With the guidance of library director Beatriz Sánchez Ramirez (Betty), he discovered books about insects and marine animals. As time went on, his interests widened. Books became passports to other worlds and times, real and imaginary, transporting him to Hogwarts, and to the Middle Ages. Betty, later to become LpP’s first Regional Coordinator, showed him the way. “All of it helped me to socialize and start to see what I wanted for the future,” he says. That future included a move to the city of Oaxaca where he studied Language Teaching. When he finished, he returned to Huajuapan. There he met Betty again, still displaying the same passion for reading that had sparked his childhood interest in books. Now a young adult, Gamaliel joined Betty in the library she founded, called “Club Chaalulu” (“Little child” in Mixteco).

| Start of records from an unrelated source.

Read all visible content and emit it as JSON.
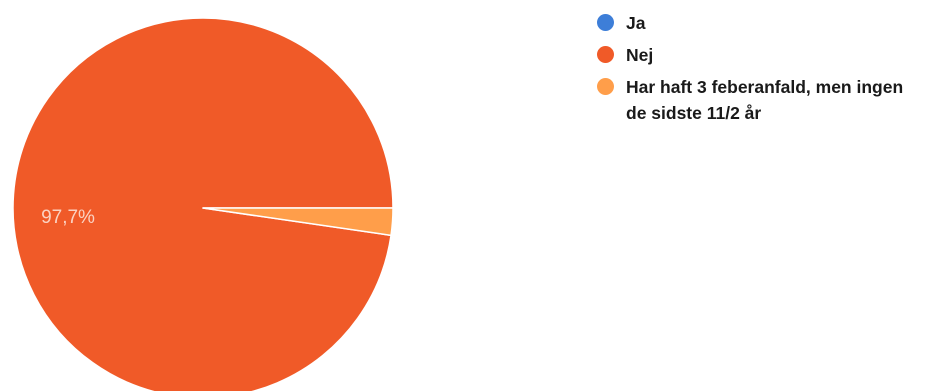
{
  "colors": {
    "ja": "#3d7ed8",
    "nej": "#f05a28",
    "other": "#ff9e4a",
    "slice_label": "#fbd2c2"
  },
  "chart_data": {
    "type": "pie",
    "series": [
      {
        "name": "Ja",
        "value": 0.0,
        "color": "#3d7ed8"
      },
      {
        "name": "Nej",
        "value": 97.7,
        "color": "#f05a28"
      },
      {
        "name": "Har haft 3 feberanfald, men ingen de sidste 11/2 år",
        "value": 2.3,
        "color": "#ff9e4a"
      }
    ],
    "slice_labels": [
      "97,7%"
    ],
    "legend_position": "right"
  }
}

Since Betty’s death in 2017, Gamaliel has continued her legacy, becoming a Regional Coordinator in the Huajuapan area for LpP and the leader of “Club Chaalulu.” Library work in rural Mexico isn’t easy. The public library in Gamaliel’s community suffered damage in the 2017 earthquake that has still not been repaired. In Mexico, one works with books for “the love of the art,” he says. But working with LpP has been a positive experience. It has allowed him to become more skillful at administering the library and in promoting the habit of reading. His goal is for young readers to have the same opportunity he had to improve their future, “so that in the future, reading improves the living conditions of each reader.”
As for himself, Gamaliel says: “today I can say it was a good decision to be ‘a library child’.”